Illegitimate reasons (usually):

  • "I want my first attempt to be my best attempt." It almost never is. Toppers' interviews confirm 3-5 attempts is the modal winning number.
  • "I'm not 100% ready." Nobody is. Ready is a moving target.
  • Peer pressure from a friend who's also skipping.
  • "I'll save it for a year when cut-off is lower." Cut-offs are unknowable in advance.

The 70% rule

If you've covered ≥70% of GS syllabus and done ≥3 full-length Prelims mocks, appear. The 30% gap will close faster in the heat of a real attempt than in another year of armchair revision.

Decision matrix

Your situationRecommendation
First-time aspirant, <4 months prepWithdraw via window if available (else no-show), prep full cycle for next year
8+ months prep, finished NCERTs onceAppear
Cleared Prelims last year, didn't clear MainsAppear — Mains experience is gold
Medical emergency in family during peak prepWithdraw, recover, return next year
Optional subject change underwayConsider one strategic skip
Final attempt (6/9), nervousAppear — a 5% chance beats 0%
In service (IRS/IDAS), aiming IASAppear within 2026-27 grace window

Final-attempt specific strategy

In your last attempt, the calculus flips: skip only if a doctor or genuine emergency forces you. Otherwise, sit. Plenty of selected candidates have cleared only in their final permitted attempt — they didn't have the luxury of saving it for a better year. Neither do you.

Mentor reflection

In 12 years of mentoring, I've never met a topper who regretted attempting too early. I've met many who regretted skipping — usually because the 'better preparation' they promised themselves never materialised. The aspirants who attempt regularly develop a calmer relationship with the exam; those who hoard attempts develop superstitions.
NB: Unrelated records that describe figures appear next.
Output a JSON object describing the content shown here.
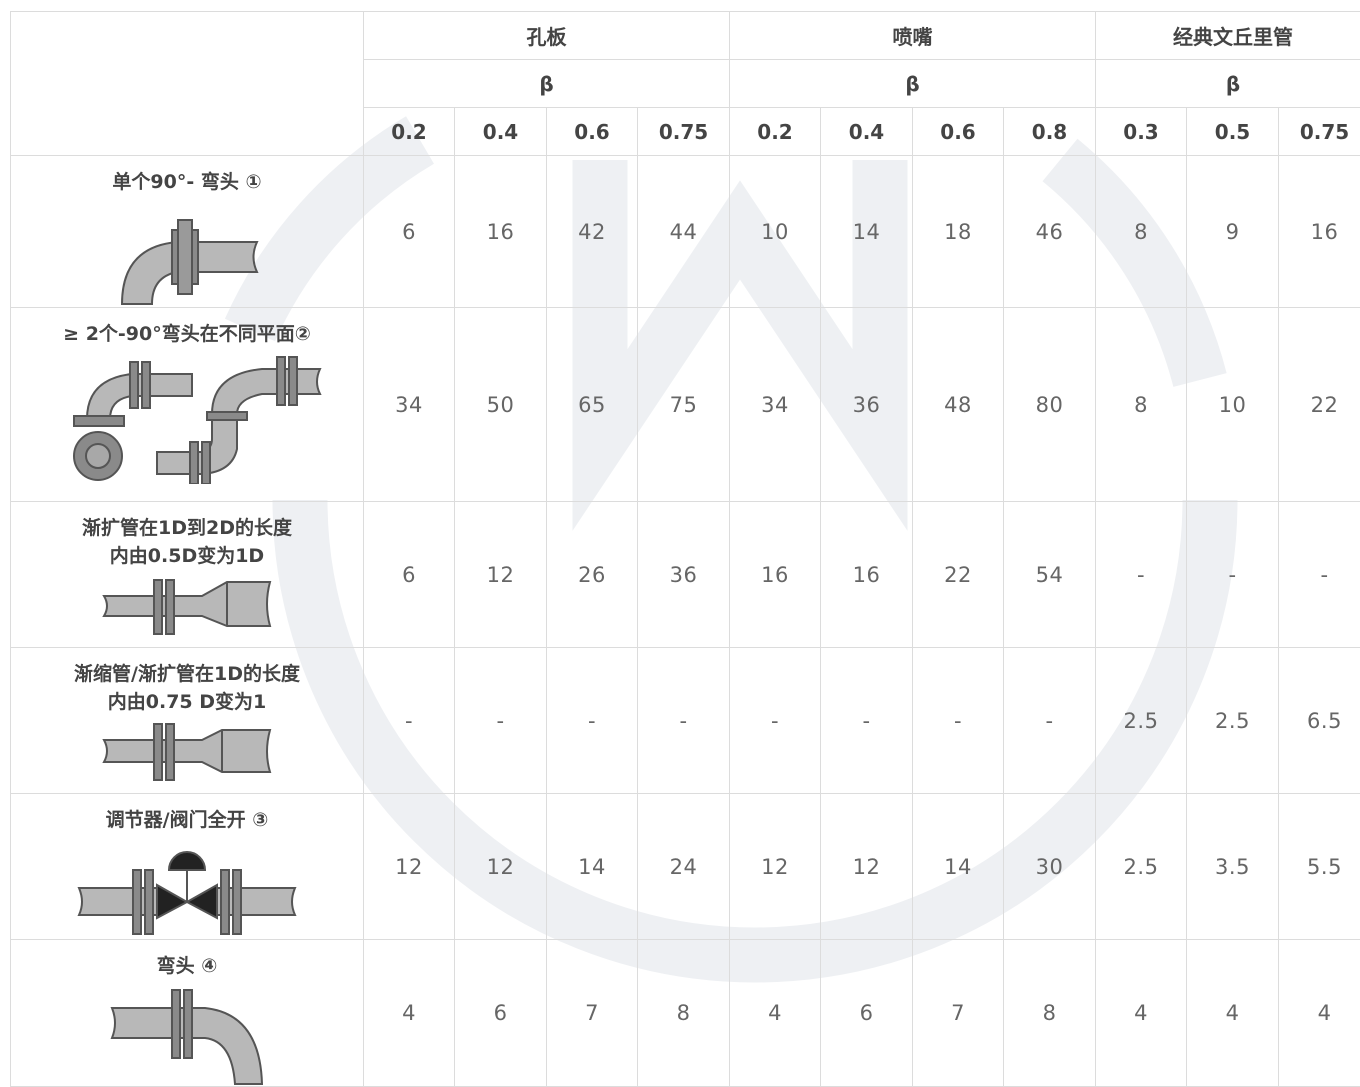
{
  "groups": [
    {
      "name": "孔板",
      "beta": "β",
      "values": [
        "0.2",
        "0.4",
        "0.6",
        "0.75"
      ]
    },
    {
      "name": "喷嘴",
      "beta": "β",
      "values": [
        "0.2",
        "0.4",
        "0.6",
        "0.8"
      ]
    },
    {
      "name": "经典文丘里管",
      "beta": "β",
      "values": [
        "0.3",
        "0.5",
        "0.75"
      ]
    }
  ],
  "rows": [
    {
      "label": [
        "单个90°- 弯头 ①"
      ],
      "icon": "single-90-elbow-icon",
      "cells": [
        "6",
        "16",
        "42",
        "44",
        "10",
        "14",
        "18",
        "46",
        "8",
        "9",
        "16"
      ]
    },
    {
      "label": [
        "≥ 2个-90°弯头在不同平面②"
      ],
      "icon": "double-elbow-different-planes-icon",
      "cells": [
        "34",
        "50",
        "65",
        "75",
        "34",
        "36",
        "48",
        "80",
        "8",
        "10",
        "22"
      ]
    },
    {
      "label": [
        "渐扩管在1D到2D的长度",
        "内由0.5D变为1D"
      ],
      "icon": "expander-icon",
      "cells": [
        "6",
        "12",
        "26",
        "36",
        "16",
        "16",
        "22",
        "54",
        "-",
        "-",
        "-"
      ]
    },
    {
      "label": [
        "渐缩管/渐扩管在1D的长度",
        "内由0.75 D变为1"
      ],
      "icon": "reducer-expander-icon",
      "cells": [
        "-",
        "-",
        "-",
        "-",
        "-",
        "-",
        "-",
        "-",
        "2.5",
        "2.5",
        "6.5"
      ]
    },
    {
      "label": [
        "调节器/阀门全开 ③"
      ],
      "icon": "control-valve-icon",
      "cells": [
        "12",
        "12",
        "14",
        "24",
        "12",
        "12",
        "14",
        "30",
        "2.5",
        "3.5",
        "5.5"
      ]
    },
    {
      "label": [
        "弯头 ④"
      ],
      "icon": "elbow-icon",
      "cells": [
        "4",
        "6",
        "7",
        "8",
        "4",
        "6",
        "7",
        "8",
        "4",
        "4",
        "4"
      ]
    }
  ],
  "colors": {
    "border": "#dcdcdc",
    "pipe_fill": "#b8b8b8",
    "pipe_stroke": "#555555",
    "watermark": "#f0f0f2"
  }
}
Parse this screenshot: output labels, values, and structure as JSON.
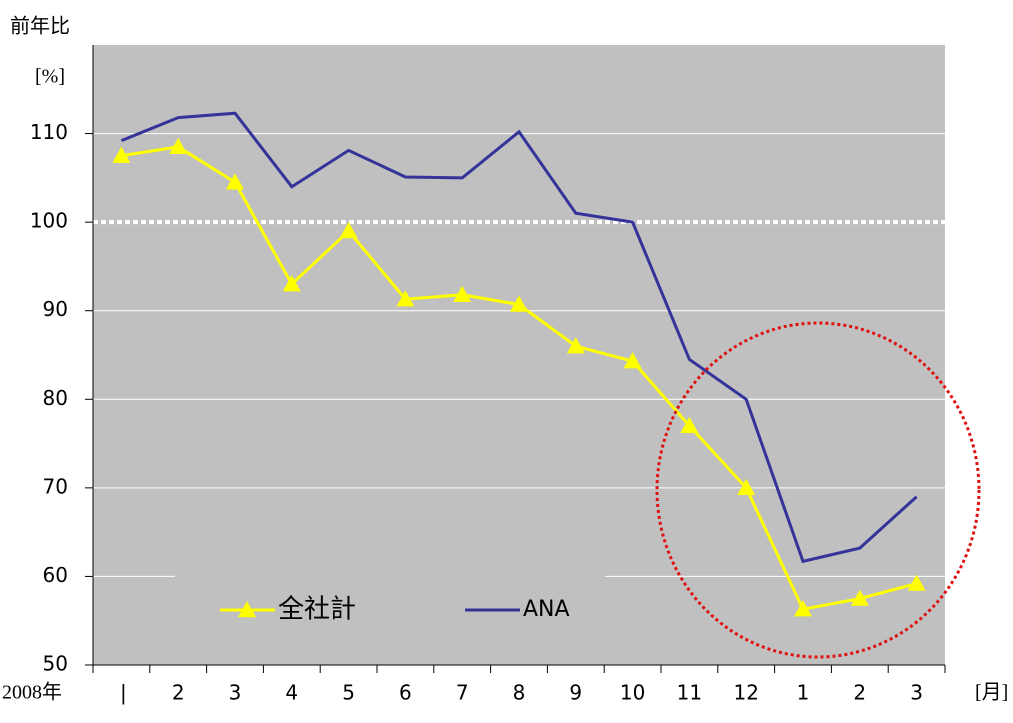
{
  "chart_data": {
    "type": "line",
    "y_label": "前年比",
    "y_unit": "[%]",
    "x_prefix": "2008年",
    "x_unit": "[月]",
    "categories": [
      null,
      "2",
      "3",
      "4",
      "5",
      "6",
      "7",
      "8",
      "9",
      "10",
      "11",
      "12",
      "1",
      "2",
      "3"
    ],
    "series": [
      {
        "name": "全社計",
        "color": "#ffff00",
        "marker": "triangle",
        "values": [
          107.5,
          108.5,
          104.5,
          93,
          99,
          91.3,
          91.8,
          90.7,
          86,
          84.3,
          77,
          70,
          56.3,
          57.5,
          59.2
        ]
      },
      {
        "name": "ANA",
        "color": "#333399",
        "values": [
          109.2,
          111.8,
          112.3,
          104,
          108.1,
          105.1,
          105,
          110.2,
          101,
          100,
          84.5,
          80,
          61.7,
          63.2,
          69
        ]
      }
    ],
    "ylim": [
      50,
      120
    ],
    "yticks": [
      50,
      60,
      70,
      80,
      90,
      100,
      110
    ],
    "grid": true,
    "reference_line": 100
  }
}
The one common exception is the candidate who under-prepared for early attempts (often while working full-time) and only got serious from attempt 5. The lesson there isn't "skip more" — it's "prepare better while attempting".

Mentor's note: Attempts are a resource that decay whether or not you use them. Use them productively, get feedback, and grow. The exam rewards iteration.